Archive for March, 2010
Memorialize Important Facts Prior to Shareholder Dispute Litigation
Shareholder dispute litigation can arise at any time. When you consider that these types of cases almost always arise among business partners who once trusted one another – whether they are family members, or simply people who worked together to build a company – it highlights the fact that no one is immune from such a suit. And whether the litigation arises over a shareholder being terminated, a situation involving something as sinister as embezzlement, or simply results from an uncontrollable “power trip” by the majority shareholder, there is a common theme to all these cases: everyone attempts to re-create the past.

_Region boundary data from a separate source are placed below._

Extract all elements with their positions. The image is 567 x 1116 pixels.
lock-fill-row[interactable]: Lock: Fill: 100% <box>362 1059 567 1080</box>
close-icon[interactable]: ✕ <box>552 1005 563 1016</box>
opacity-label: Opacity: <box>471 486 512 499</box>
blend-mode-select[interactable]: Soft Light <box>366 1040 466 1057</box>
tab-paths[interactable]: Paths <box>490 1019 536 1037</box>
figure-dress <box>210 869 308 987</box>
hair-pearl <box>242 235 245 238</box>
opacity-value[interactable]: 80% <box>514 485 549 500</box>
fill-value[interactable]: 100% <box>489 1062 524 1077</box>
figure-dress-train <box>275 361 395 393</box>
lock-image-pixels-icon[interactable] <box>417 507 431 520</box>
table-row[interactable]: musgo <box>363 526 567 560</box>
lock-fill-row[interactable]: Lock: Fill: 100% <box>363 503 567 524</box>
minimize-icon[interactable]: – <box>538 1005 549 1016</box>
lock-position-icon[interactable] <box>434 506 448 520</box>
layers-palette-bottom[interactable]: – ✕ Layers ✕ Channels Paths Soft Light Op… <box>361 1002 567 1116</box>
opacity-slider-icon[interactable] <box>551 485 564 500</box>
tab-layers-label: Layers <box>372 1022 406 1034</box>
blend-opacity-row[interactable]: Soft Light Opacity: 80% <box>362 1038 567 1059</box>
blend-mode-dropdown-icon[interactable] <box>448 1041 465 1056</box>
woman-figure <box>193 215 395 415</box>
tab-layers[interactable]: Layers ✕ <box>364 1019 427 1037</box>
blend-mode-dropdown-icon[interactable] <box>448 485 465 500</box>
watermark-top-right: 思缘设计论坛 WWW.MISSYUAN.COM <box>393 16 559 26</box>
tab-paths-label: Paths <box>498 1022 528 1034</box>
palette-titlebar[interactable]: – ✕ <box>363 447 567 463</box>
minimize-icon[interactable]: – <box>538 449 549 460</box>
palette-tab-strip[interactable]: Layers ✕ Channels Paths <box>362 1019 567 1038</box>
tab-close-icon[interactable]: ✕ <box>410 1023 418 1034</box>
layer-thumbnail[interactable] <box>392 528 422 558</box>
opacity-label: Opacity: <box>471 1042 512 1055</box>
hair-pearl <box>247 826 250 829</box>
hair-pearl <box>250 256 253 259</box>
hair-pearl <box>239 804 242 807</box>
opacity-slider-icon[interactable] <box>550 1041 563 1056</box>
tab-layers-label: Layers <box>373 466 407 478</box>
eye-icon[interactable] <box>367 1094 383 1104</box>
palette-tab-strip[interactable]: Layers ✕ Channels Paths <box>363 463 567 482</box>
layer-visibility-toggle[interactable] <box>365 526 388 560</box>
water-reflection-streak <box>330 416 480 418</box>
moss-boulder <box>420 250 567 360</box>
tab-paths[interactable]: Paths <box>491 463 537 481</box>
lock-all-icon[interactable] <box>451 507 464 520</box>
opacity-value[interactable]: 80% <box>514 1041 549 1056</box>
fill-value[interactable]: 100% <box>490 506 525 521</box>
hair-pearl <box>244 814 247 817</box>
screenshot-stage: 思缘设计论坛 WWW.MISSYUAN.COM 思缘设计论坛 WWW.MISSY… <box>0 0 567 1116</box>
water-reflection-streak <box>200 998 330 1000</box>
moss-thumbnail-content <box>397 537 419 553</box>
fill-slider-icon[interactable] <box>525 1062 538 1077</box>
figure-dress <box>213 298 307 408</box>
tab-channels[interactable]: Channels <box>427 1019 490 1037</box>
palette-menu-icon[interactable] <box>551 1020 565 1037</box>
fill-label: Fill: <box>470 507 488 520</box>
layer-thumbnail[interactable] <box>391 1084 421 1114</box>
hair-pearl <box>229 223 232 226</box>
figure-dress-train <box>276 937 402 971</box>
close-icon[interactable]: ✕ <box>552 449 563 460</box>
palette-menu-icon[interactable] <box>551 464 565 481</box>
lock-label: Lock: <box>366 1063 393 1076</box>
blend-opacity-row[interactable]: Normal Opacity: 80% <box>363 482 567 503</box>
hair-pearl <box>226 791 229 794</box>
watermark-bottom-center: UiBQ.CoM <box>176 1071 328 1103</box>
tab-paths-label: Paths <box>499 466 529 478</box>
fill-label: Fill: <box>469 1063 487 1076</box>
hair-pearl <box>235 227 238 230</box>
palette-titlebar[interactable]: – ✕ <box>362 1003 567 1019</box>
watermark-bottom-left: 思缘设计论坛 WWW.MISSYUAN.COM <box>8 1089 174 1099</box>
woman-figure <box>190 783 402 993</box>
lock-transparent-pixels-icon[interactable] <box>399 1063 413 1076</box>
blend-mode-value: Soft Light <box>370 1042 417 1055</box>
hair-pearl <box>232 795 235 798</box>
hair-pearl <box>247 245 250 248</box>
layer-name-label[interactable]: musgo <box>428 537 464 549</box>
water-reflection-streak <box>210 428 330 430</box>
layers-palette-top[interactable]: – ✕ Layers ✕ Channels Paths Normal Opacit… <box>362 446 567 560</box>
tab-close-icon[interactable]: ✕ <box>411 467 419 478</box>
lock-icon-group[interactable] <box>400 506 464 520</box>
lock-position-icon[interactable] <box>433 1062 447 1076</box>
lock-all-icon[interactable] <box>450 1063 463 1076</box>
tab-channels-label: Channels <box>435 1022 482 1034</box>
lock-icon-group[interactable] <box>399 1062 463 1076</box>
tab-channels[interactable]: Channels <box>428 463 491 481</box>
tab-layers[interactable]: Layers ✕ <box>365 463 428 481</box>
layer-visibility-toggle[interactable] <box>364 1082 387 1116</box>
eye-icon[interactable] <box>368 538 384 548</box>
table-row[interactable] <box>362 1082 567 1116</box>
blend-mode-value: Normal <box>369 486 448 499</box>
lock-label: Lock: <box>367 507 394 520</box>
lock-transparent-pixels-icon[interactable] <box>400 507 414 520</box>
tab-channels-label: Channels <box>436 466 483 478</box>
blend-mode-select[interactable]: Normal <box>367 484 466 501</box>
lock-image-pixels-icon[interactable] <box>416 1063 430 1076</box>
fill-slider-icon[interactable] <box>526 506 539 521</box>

Sometimes the “re-creations” are founded in a genuinely-held view of how things transpired, albeit from one’s own biased point of view. For example, when the majority shareholder says he terminated the minority shareholder’s employment because the minority was lazy and useless, the majority shareholder’s own financial self-interest may actually cause him to believe this. Other times, of course, people just plain lie. Regardless of motivation, if you see a potential litigation coming down the road, it is never too early to start protecting yourself from revisionist history. Of course, it is obvious that things are easier to prove when in writing, so it goes without saying that you should, at the very least, start making a paper trail once you sense a showdown on the horizon. But many people don’t realize that it may not be too late to make a paper trail for things even in the distant past.